En cuestión de cosas comestibles, aparte de chicles con sus respectivas pegatinas enrolladas, tampoco recuerdo que dispusiéramos de un gran abanico de opciones, frente a Estados Unidos, en los que se lanzaron cereales, un chicle con pinta de mocarro que iba dentro de un tubo de pasta de dientes, gominolas, refrescos e incluso unas fabulosas latas que supuestamente contenían un fantasma y no debías abrir, cuyo interior lógicamente no era comible pero había olvidado reseñarlas antes.
Es ahora, que se cumple el veinticincoavo aniversario del estreno de Ghostbusters, cuando se comienzan a lanzar todo tipo de figuras y productos conmemorativos. Ja, ya sé que veinticincoavo está mal dicho, es la forma fácil que digo siempre a ver si cuela, y luego me siento culpable. Está bien, se cumple el vigésimo quinto aniversario.

Aparte de aquellas inmejorables figuras de Neca de hace unos años, gracias a las cuales podías colocar al hombre Marshmallow en el bidé o escudriñarle el culo a Gozer durante todo el tiempo que quisieras sin temor a que te soltara un mordisco, de un tiempo a esta parte están editando unas figuras con todo lujo de detalles de varios personajes de la primera película, incluyendo al eternamente marginado Winston Zeddemore, que tal vez considerara comprar si no costaran más de cien dólares. Winston es majico, pero no vale más de cien dólares. Ni siquiera el Doctor Venkman los vale. Tal vez el culo de Gozer sí, pero ese es otro tema. Tal vez Emilio sopesó la posibilidad de traerme una de esas figuras de su reciente viaje a Londres pero, tal vez al descubrir la cantindad de libras esterlinas que tenía que desembolsar para ello, optó por una lata de Slimer Sours.

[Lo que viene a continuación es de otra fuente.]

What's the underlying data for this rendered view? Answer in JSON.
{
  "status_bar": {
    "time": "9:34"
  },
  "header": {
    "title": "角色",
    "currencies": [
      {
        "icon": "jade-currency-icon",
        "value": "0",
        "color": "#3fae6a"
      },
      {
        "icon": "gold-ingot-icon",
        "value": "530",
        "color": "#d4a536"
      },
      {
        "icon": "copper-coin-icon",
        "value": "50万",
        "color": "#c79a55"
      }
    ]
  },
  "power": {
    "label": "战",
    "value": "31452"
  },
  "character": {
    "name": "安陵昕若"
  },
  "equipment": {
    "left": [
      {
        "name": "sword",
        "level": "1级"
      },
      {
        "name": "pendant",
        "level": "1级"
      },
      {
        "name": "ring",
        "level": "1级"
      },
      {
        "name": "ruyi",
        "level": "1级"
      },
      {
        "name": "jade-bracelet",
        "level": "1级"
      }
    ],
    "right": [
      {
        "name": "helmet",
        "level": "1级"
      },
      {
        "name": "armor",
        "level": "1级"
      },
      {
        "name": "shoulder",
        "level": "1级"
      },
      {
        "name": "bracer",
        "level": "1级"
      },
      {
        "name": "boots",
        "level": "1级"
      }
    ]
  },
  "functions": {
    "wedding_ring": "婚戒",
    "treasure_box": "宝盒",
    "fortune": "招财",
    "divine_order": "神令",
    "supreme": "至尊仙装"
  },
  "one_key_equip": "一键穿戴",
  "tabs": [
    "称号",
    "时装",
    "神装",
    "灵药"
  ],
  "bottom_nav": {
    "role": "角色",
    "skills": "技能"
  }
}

Slimer Sours son unos caramelillos basados en, como su propio nombre indica, Slimer el fantasma rebautizado ridículamente como Moquete que cobró tanto protagonismo cómico a medida que pasaron los años. Y tienen un sabor, de nuevo como su propio nombre indica, ácido. Vienen dentro de unas fabulosas latas blancas de metal, con el logo de Cazafantasmas serigrafiado en relieve en su tapa, a razón de unos veinte Slimer Sours por lata. Tal vez haya alguno menos en la lata y quizá contenga alguno más, pero la claustrofobia que padezco me impide contar tantos caramelos juntos sin sufrir una apoplejía, así como comer arroz. Los caramelos propiamente dichos son duros pero no muy duros. Oh, dios mío, gracias a dios que no tengo que ganarme la vida con mis dotes literarias, porque esa explicación ha sido realmente heredera de cuando conseguía rellenar tres folios en los exámenes de arte de COU hablando del estilo Churrigueresco, que era la primera vez que lo oía mencionar porque no me había estudiado esa parte.

Los caramelos Slimer Sours son duros, pero al mismo tiempo ligeramente arenosos. Son más duros que un Escalofrío de esos de sidral, o como ostias se llamen ahora, pero menos que un Mentolín. Me pregunto por qué estoy aquí sufriendo y sudando sangre negra por las orejas para que comprendáis sin lugar a dudas si un Slimer Sour tiene o no propiedades calcáreas, si lo realmente importante a destacar es que se trata de unos caramelos horribles. Al abrir la lata, tu nariz se ve homenajeada con ciertos aromas a sandía y, si te gustan los caramelos de sandía como es mi caso, crees por un momento estar ante el gran filón azucarero del siglo XXI. Craso error. Su nombre oficial es Slimer Sours, pero sinceramente opino que no se trata más que de una abreviatura, por motivos de marketing, del nombre real, Fucking Godawful Slimer Sours From An Unholy Hell Beyond All Hope.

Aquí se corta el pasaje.